The Stena Carron drillship started drilling Snoek, its fourth well, on February 22, last on the Stabroek block offshore Guyana, an ExxonMobil representative told Upstream.
The well is located about six miles to the south-east of ExxonMobil’s Liza discovery.
Snoek is ExxonMobil’s fourth exploration well in its drilling campaign offshore Guyana, which began in 2015 with the Liza discovery that is estimated to contain more than one billion barrels of recoverable oil.
ExxonMobil followed Liza with the Skipjack well, which was a dry hole and the Payara well, which hit 95 feet of net pay and was recently characterised by partner Hess, as a commercial discovery.
The Snoek prospect, according to Upstreamonline.com, is testing a stratigraphic trap, similar to the Liza and Payara discovery wells.

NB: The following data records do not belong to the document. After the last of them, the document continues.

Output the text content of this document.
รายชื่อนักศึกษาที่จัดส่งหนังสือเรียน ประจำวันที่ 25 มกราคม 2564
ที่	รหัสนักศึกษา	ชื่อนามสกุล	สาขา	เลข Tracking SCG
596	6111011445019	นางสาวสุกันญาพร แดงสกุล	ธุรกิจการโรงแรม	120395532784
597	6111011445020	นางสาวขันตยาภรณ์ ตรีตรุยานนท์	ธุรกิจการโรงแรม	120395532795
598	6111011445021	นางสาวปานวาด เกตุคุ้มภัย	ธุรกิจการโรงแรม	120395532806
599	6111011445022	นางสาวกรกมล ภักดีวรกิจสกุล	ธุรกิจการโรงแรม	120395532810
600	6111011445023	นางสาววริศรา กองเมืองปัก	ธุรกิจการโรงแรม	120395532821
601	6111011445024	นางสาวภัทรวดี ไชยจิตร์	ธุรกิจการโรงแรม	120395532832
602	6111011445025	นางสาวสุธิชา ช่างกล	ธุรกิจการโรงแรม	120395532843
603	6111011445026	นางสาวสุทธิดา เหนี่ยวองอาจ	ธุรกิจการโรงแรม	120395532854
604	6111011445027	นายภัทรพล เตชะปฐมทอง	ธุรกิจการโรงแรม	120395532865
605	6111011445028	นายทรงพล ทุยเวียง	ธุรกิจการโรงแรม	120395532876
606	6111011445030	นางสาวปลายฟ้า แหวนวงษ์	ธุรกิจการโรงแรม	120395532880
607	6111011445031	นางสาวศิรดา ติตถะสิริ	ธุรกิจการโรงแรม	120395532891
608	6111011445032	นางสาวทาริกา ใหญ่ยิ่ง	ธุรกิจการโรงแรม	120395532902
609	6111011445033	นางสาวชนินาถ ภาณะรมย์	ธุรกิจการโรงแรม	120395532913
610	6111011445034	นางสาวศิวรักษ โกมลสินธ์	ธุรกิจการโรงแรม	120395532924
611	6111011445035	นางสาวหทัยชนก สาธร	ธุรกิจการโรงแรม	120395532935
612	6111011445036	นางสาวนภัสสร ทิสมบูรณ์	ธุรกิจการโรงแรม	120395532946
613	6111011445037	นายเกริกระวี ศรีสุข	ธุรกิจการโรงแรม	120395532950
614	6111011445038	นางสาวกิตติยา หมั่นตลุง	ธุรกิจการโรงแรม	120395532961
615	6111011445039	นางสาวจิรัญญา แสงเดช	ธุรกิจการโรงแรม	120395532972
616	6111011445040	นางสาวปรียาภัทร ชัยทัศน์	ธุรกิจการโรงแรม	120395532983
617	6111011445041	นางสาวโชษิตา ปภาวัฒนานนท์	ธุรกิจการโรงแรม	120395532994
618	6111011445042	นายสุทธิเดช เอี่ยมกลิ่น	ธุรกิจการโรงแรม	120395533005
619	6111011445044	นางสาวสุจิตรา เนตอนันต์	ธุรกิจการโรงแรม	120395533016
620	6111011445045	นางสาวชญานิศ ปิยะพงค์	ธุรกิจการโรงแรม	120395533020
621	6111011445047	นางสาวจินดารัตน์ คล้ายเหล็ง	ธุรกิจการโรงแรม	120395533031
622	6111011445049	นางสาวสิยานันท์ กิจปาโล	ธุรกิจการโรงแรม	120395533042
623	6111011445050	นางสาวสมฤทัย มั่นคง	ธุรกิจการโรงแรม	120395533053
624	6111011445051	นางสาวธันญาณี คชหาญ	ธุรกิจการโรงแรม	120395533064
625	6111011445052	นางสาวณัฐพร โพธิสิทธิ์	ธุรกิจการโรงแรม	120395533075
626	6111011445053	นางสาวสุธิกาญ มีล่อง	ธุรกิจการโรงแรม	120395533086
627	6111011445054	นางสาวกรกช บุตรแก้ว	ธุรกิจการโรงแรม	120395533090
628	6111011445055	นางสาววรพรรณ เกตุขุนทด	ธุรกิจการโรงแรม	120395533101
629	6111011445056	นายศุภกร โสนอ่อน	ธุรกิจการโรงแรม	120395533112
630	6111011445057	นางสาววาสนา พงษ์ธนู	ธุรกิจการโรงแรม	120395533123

Stena Carron arrived at Snoek after completing a drill stem test at Payara.
The Payara-1 probe was drilled to a total depth of 5,512 metres late last year and hit 95 feet of net pay.
Chief executive John Hess called it a “significant oil discovery”, which, coincidentally, is the same language that Hess and ExxonMobil used when announcing the Liza oil find that is now considered among the largest of the last decade.
“It’s definitely going to be commercial,” Hess chief operating officer Greg Hill said at a recent energy conference. “It could be tieback or could be standalone – appraisal will determine which of those dimensions you are on.”
After Snoek, ExxonMobil has said that it plans to drill a fourth appraisal at Liza and could then turn its attention back to exploration or potentially drill an appraisal well at Payara.
ExxonMobil operates the 6.6 million-acre Stabroek block with a 45% interest and is partnered with the Hess (30%) and CNOOC subsidiary Nexen (25%).
The oil discovery is the first commercial one for Guyana and is expected to dramatically change the course of this country’s future when production starts in 2020 with Guyana to start collecting proceeds.
Guyana is studying the feasibility of building an oil refinery with training and new legislations being worked on to ready the country for oil.